L’interview du docteur Nathalie Calame se terminait sur une question : quelle est la recette du succès du centre de Santé et de Prévention de Colombier, quels conseils pour créer un CSP en France ? Voilà la réponse du Dr Nathalie Calame : « Le CSP est comme un petit village helvète résistant ! Nous sommes conscients de notre originalité mais aussi de notre petite taille…Nous n’avons aucune aide officielle, et cela nécessite beaucoup de bénévolat et de volonté pour poursuivre notre mission. Le système de santé suisse est sans aucune doute plus permissif et ouvert aux médecines complémentaires que le système français, mais nous savions que nous ne devons compter que sur nos propres forces. La recette du succès du CSP : la force de volonté de quelques personnes, et le fait que cela réponde à un réel besoin de la population, en particulier de la population désireuse de prendre sa santé en mains ! Je ne peux pas donner une recette pour la France, si ce n’est de constituer une équipe solide pour démarrer et de faire attention d’avoir un but commun plus important que les égos individuels ! ».

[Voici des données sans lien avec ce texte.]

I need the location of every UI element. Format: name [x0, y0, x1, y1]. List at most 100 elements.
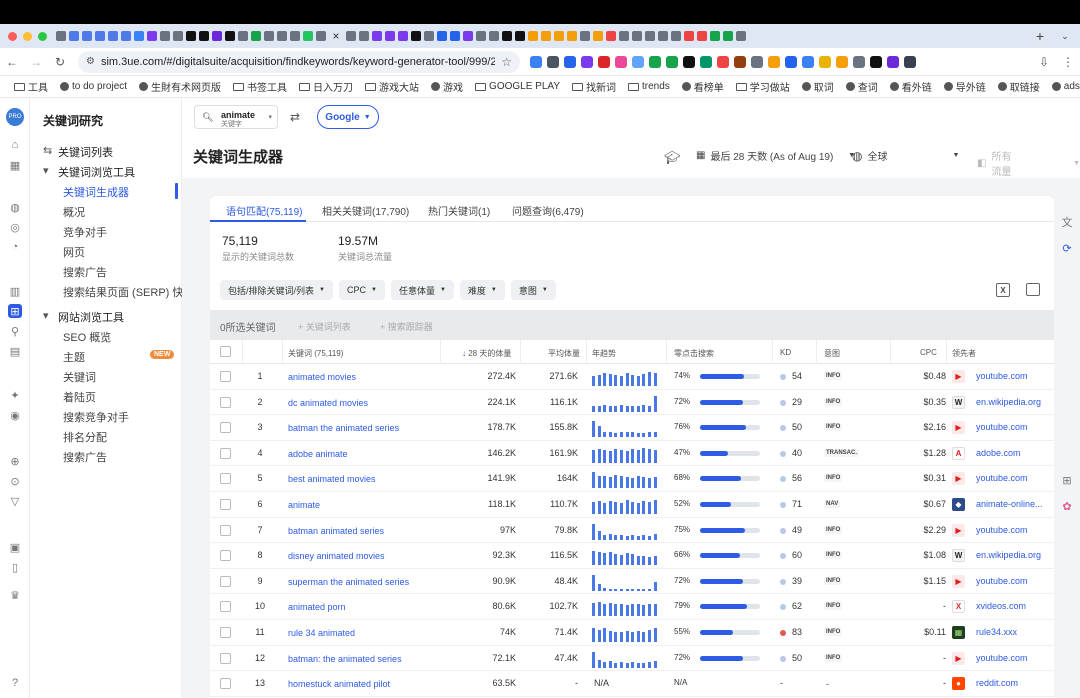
col-cpc[interactable]: CPC [920, 348, 937, 357]
leader-domain-link[interactable]: youtube.com [976, 473, 1028, 483]
bar-chart-icon[interactable]: ▥ [8, 284, 22, 298]
keyword-research-icon[interactable]: ⊞ [8, 304, 22, 318]
bookmark-item[interactable]: 书签工具 [233, 79, 287, 94]
bookmark-item[interactable]: 生財有术网页版 [139, 79, 221, 94]
leader-domain-link[interactable]: youtube.com [976, 371, 1028, 381]
extension-icon[interactable] [768, 55, 780, 68]
minimize-window-icon[interactable] [23, 31, 32, 41]
browser-tab-favicon[interactable] [225, 31, 235, 41]
help-icon[interactable]: ? [8, 676, 22, 690]
nav-item-3[interactable]: 概况 [63, 204, 85, 220]
bookmark-item[interactable]: 学习做站 [735, 79, 790, 94]
browser-tab-favicon[interactable] [95, 31, 105, 41]
extension-icon[interactable] [547, 55, 559, 68]
browser-tab-favicon[interactable] [199, 31, 209, 41]
browser-tab-favicon[interactable] [632, 31, 642, 41]
browser-tab-favicon[interactable] [450, 31, 460, 41]
browser-tab-favicon[interactable] [277, 31, 287, 41]
nav-item-15[interactable]: 搜索广告 [63, 449, 107, 465]
filter-dropdown-3[interactable]: 难度 ▼ [459, 280, 505, 300]
col-trend[interactable]: 年趋势 [592, 348, 616, 359]
nav-item-13[interactable]: 搜索竞争对手 [63, 409, 129, 425]
col-leader[interactable]: 领先者 [952, 348, 976, 359]
browser-tab-favicon[interactable] [424, 31, 434, 41]
browser-tab-favicon[interactable] [619, 31, 629, 41]
bookmark-item[interactable]: GOOGLE PLAY [475, 81, 560, 92]
browser-tab-favicon[interactable] [69, 31, 79, 41]
nav-item-7[interactable]: 搜索结果页面 (SERP) 快照 [63, 284, 194, 300]
search-zoom-icon[interactable]: ⊕ [8, 454, 22, 468]
row-checkbox[interactable] [220, 627, 231, 638]
browser-tab-favicon[interactable] [346, 31, 356, 41]
download-icon[interactable]: ⇩ [1032, 55, 1056, 69]
browser-tab-favicon[interactable] [173, 31, 183, 41]
url-text[interactable]: sim.3ue.com/#/digitalsuite/acquisition/f… [101, 56, 495, 68]
nav-item-9[interactable]: SEO 概览 [63, 329, 111, 345]
zoom-window-icon[interactable] [38, 31, 47, 41]
browser-tab-favicon[interactable] [186, 31, 196, 41]
browser-tab-favicon[interactable] [359, 31, 369, 41]
browser-tab-favicon[interactable] [160, 31, 170, 41]
browser-tab-favicon[interactable] [56, 31, 66, 41]
filter-dropdown-2[interactable]: 任意体量 ▼ [390, 280, 454, 300]
bookmark-item[interactable]: trends [628, 81, 670, 92]
leader-domain-link[interactable]: animate-online... [976, 499, 1043, 509]
bookmark-star-icon[interactable]: ☆ [501, 55, 512, 69]
browser-tab-favicon[interactable] [476, 31, 486, 41]
extension-icon[interactable] [649, 55, 661, 68]
browser-tab-favicon[interactable] [645, 31, 655, 41]
back-arrow-icon[interactable]: ← [0, 55, 24, 69]
row-checkbox[interactable] [220, 396, 231, 408]
report-icon[interactable]: ▤ [8, 344, 22, 358]
extension-icon[interactable] [819, 55, 831, 68]
row-checkbox[interactable] [220, 575, 231, 587]
nav-item-10[interactable]: 主题 [63, 349, 85, 365]
keyword-link[interactable]: disney animated movies [288, 551, 385, 561]
bookmark-item[interactable]: 查词 [845, 79, 878, 94]
row-checkbox[interactable] [220, 678, 231, 690]
extension-icon[interactable] [666, 55, 678, 68]
keyword-link[interactable]: adobe animate [288, 449, 348, 459]
keyword-link[interactable]: dc animated movies [288, 398, 368, 408]
leader-domain-link[interactable]: en.wikipedia.org [976, 397, 1041, 407]
browser-tab-favicon[interactable] [489, 31, 499, 41]
nav-section-0[interactable]: 关键词列表 [58, 144, 113, 160]
col-intent[interactable]: 意图 [824, 348, 840, 359]
home-icon[interactable]: ⌂ [8, 138, 22, 152]
tab-related-keywords[interactable]: 相关关键词(17,790) [322, 203, 409, 218]
keyword-link[interactable]: batman the animated series [288, 423, 399, 433]
translate-icon[interactable]: 文 [1059, 214, 1075, 230]
filter-dropdown-1[interactable]: CPC ▼ [338, 280, 385, 300]
leader-domain-link[interactable]: en.wikipedia.org [976, 550, 1041, 560]
row-checkbox[interactable] [220, 371, 231, 382]
extension-icons[interactable] [530, 55, 1032, 68]
clock-icon[interactable]: ◔ [8, 240, 22, 254]
nav-item-12[interactable]: 着陆页 [63, 389, 96, 405]
region-dropdown[interactable]: ◍ 全球 ▼ [852, 148, 959, 164]
bookmark-item[interactable]: adsense [1051, 81, 1080, 92]
browser-tab-favicon[interactable] [411, 31, 421, 41]
url-field[interactable]: ⚙ sim.3ue.com/#/digitalsuite/acquisition… [78, 50, 520, 73]
keyword-link[interactable]: batman animated series [288, 526, 384, 536]
compass-icon[interactable]: ◎ [8, 220, 22, 234]
browser-tab-favicon[interactable] [606, 31, 616, 41]
extension-icon[interactable] [836, 55, 848, 68]
row-checkbox[interactable] [220, 499, 231, 510]
sparkle-icon[interactable]: ✦ [8, 388, 22, 402]
browser-tab-favicon[interactable] [385, 31, 395, 41]
keyword-link[interactable]: animated movies [288, 372, 356, 382]
browser-tab-favicon[interactable] [528, 31, 538, 41]
tab-phrase-match[interactable]: 语句匹配(75,119) [226, 203, 303, 218]
nav-item-11[interactable]: 关键词 [63, 369, 96, 385]
browser-tab-favicon[interactable] [723, 31, 733, 41]
browser-tab-favicon[interactable] [710, 31, 720, 41]
keyword-link[interactable]: best animated movies [288, 474, 376, 484]
extension-icon[interactable] [717, 55, 729, 68]
extension-icon[interactable] [564, 55, 576, 68]
bookmark-item[interactable]: 找新词 [572, 79, 616, 94]
col-average-volume[interactable]: 平均体量 [548, 348, 580, 359]
leader-domain-link[interactable]: youtube.com [976, 576, 1028, 586]
apps-grid-icon[interactable]: ⊞ [1059, 472, 1075, 488]
filter-dropdown-0[interactable]: 包括/排除关键词/列表 ▼ [220, 280, 333, 300]
keyword-selector[interactable]: 🔍︎ animate 关键字 ▾ [194, 105, 278, 129]
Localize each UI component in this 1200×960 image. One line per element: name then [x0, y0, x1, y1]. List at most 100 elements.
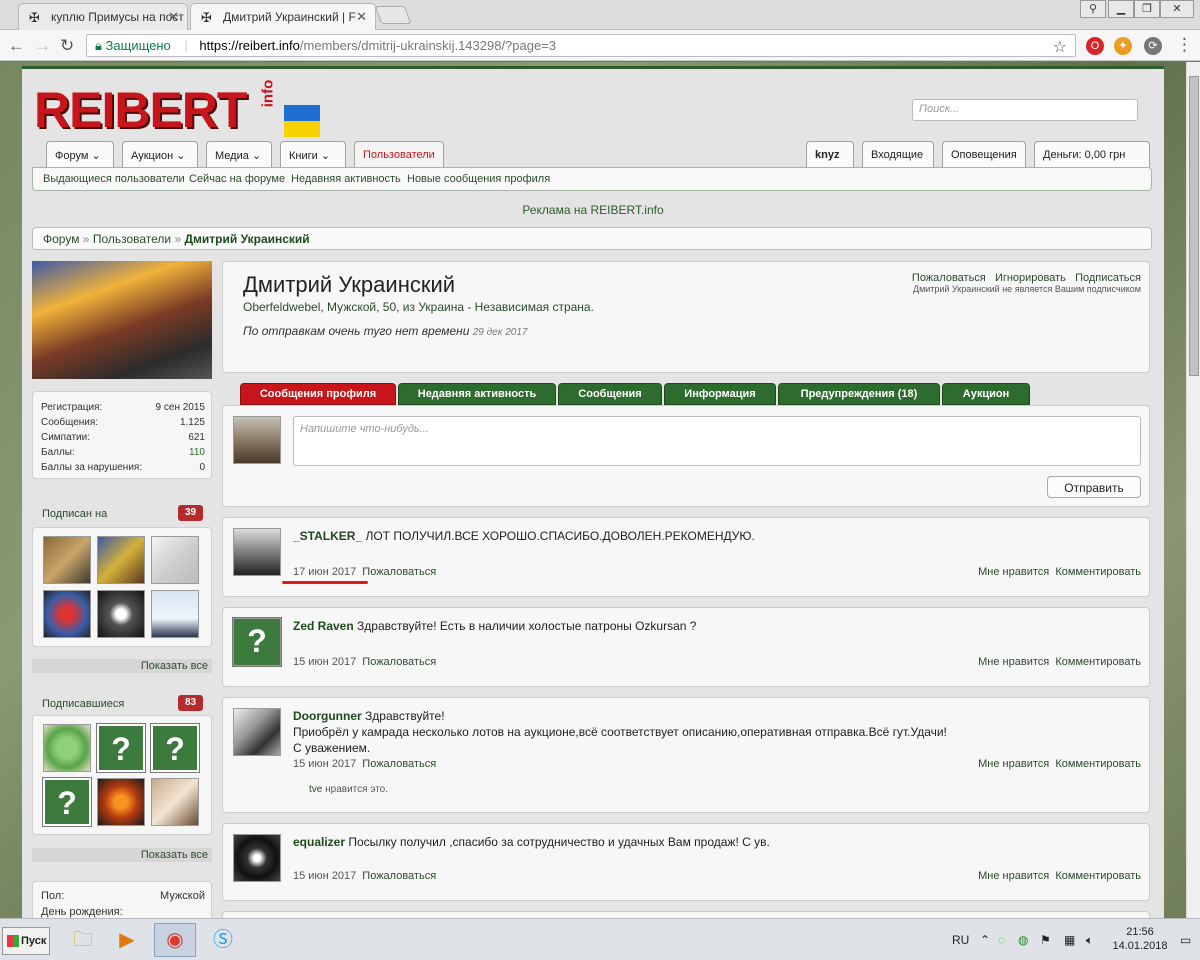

T.Janssen, à la fin du chapitre de (R)évolutions, souligne que la logique participative qui préside au fonctionnement du CSP de Colombier « déteint naturellement sur le patient qui se sent actif et responsabilisé dans son processus de guérison ». Le centre met à la disposition des usagers toute une documentation et propose des conférences portant sur l’éducation à la santé.
Mais la création de centres du type de celui créé par N.Calamme n’est pas le seul moyen de rapprochement entre médecines conventionnelle et médecines alternatives et complémentaires. Il suffit de rechercher sur un moteur de recherche « Hôpitaux et médecine alternative » pour constater que « Acupuncture, auriculothérapie, homéopathie, hypnose, sophrologie pour ne citer que les plus pratiquées, les médecines alternatives et complémentaires, les MAC, font doucement mais sûrement leur entrée à l’hôpital».